SIGGRAPH 2025 RAG Search Application

A full-stack Retrieval-Augmented Generation (RAG) application for searching and querying SIGGRAPH 2025 research papers. This project combines a Next.js frontend with a FastAPI backend to provide an intelligent search interface powered by AI.

🎯 Project Overview

Build a production-ready RAG application that allows users to:

Search through 11,000+ SIGGRAPH 2025 paper chunks
Get AI-generated answers with inline citations
View source papers with links to PDFs, GitHub repos, and videos
Experience real-time streaming responses

🏗️ Architecture

This is a full-stack application with separate frontend and backend:

Frontend: Next.js app running on http://localhost:3000
- Modern React UI with Tailwind CSS
- Real-time streaming via Server-Sent Events (SSE)
- Responsive design with progress indicators
Backend: FastAPI server running on http://localhost:8082
- RESTful API with SSE streaming support
- Hybrid search (semantic + keyword)
- AI-powered answer generation with citations

The frontend communicates with the backend via HTTP API calls.

Dataset

Chunked dataset in json form: https://drive.google.com/drive/folders/1-NaRLrjlMMW56ATTwXB5FYV84EjTOALT

Prerequisites

Python 3.8+
Node.js 18+ and npm
Git
GitHub account

🚀 Getting Started

Step 0: Fork This Repository

IMPORTANT: You must fork this repository to your own GitHub account to work on the assignment.

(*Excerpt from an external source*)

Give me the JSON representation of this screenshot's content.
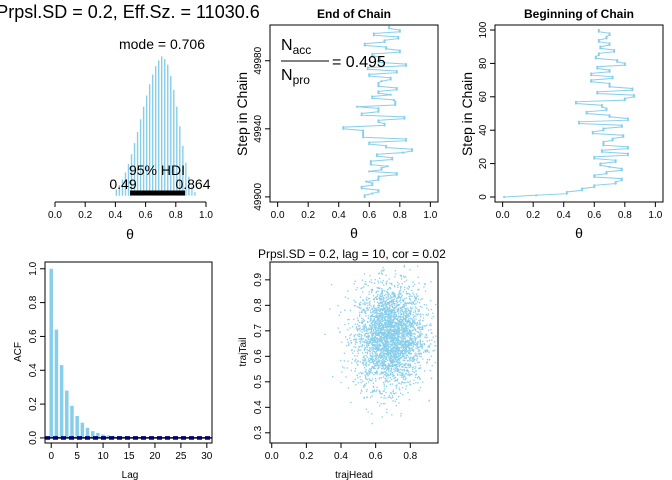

Click the "Fork" button at the top right of this repository
Select your GitHub account as the destination

Clone your forked repository:

git clone https://github.com/YOUR_USERNAME/siggraph-rag.git
cd siggraph-rag

You will be working in your fork, not the original repository. This allows you to:

✅ Push your code changes
✅ Track your progress with commits
✅ Deploy your own version
✅ Submit your work via your repository link

1. Setup Instructions

Follow these steps to set up your local environment.

a. Navigate to the Backend Directory

cd backend

b. Create and Activate a Virtual Environment (Recommended)

# Create a virtual environment
python3 -m venv venv

# Activate it
# On macOS/Linux:
source venv/bin/activate

# On Windows:
.\venv\Scripts\activate

c. Install Dependencies

Install the required Python packages using the requirements.txt file.

pip install -r requirements.txt

d. Set Up Environment Variables

You will need to provide API keys for the services used by the RAG pipeline. All models (embeddings and LLMs) are accessed via OpenRouter API for simplicity and cost-effectiveness.

Create a .env file in the backend directory:

cp .env.example .env

Now, edit the .env file and add your API keys:

# Required: OpenRouter API (for all models)
OPENROUTER_API_KEY="sk-or-v1-..."

# Required: Qdrant Cloud
QDRANT_URL="https://your-cluster.qdrant.io"
QDRANT_API_KEY="your-qdrant-api-key"

# Model Configuration
EMBEDDING_MODEL="baai/bge-large-en-v1.5"
LLM_MODEL="gpt-4-turbo-preview"

# Reranker Configuration (choose one)
RERANKER_TYPE="cohere"  
COHERE_API_KEY="your-cohere-key"

Get Your API Keys:

Required: OpenRouter: https://openrouter.ai/keys
Required: Qdrant Cloud: https://cloud.qdrant.io
Optional: Cohere (only if using Cohere reranker): https://dashboard.cohere.com/api-keys

Reranker Options:

cross-encoder (default): Local model, no API key needed, ~400MB download on first use
cohere: Cloud API, requires API key, faster for large batches
none: Disable reranking

2. Running the Backend Server

Once the setup is complete, you can run the FastAPI server.

python api_server.py

The server will start on http://localhost:8082.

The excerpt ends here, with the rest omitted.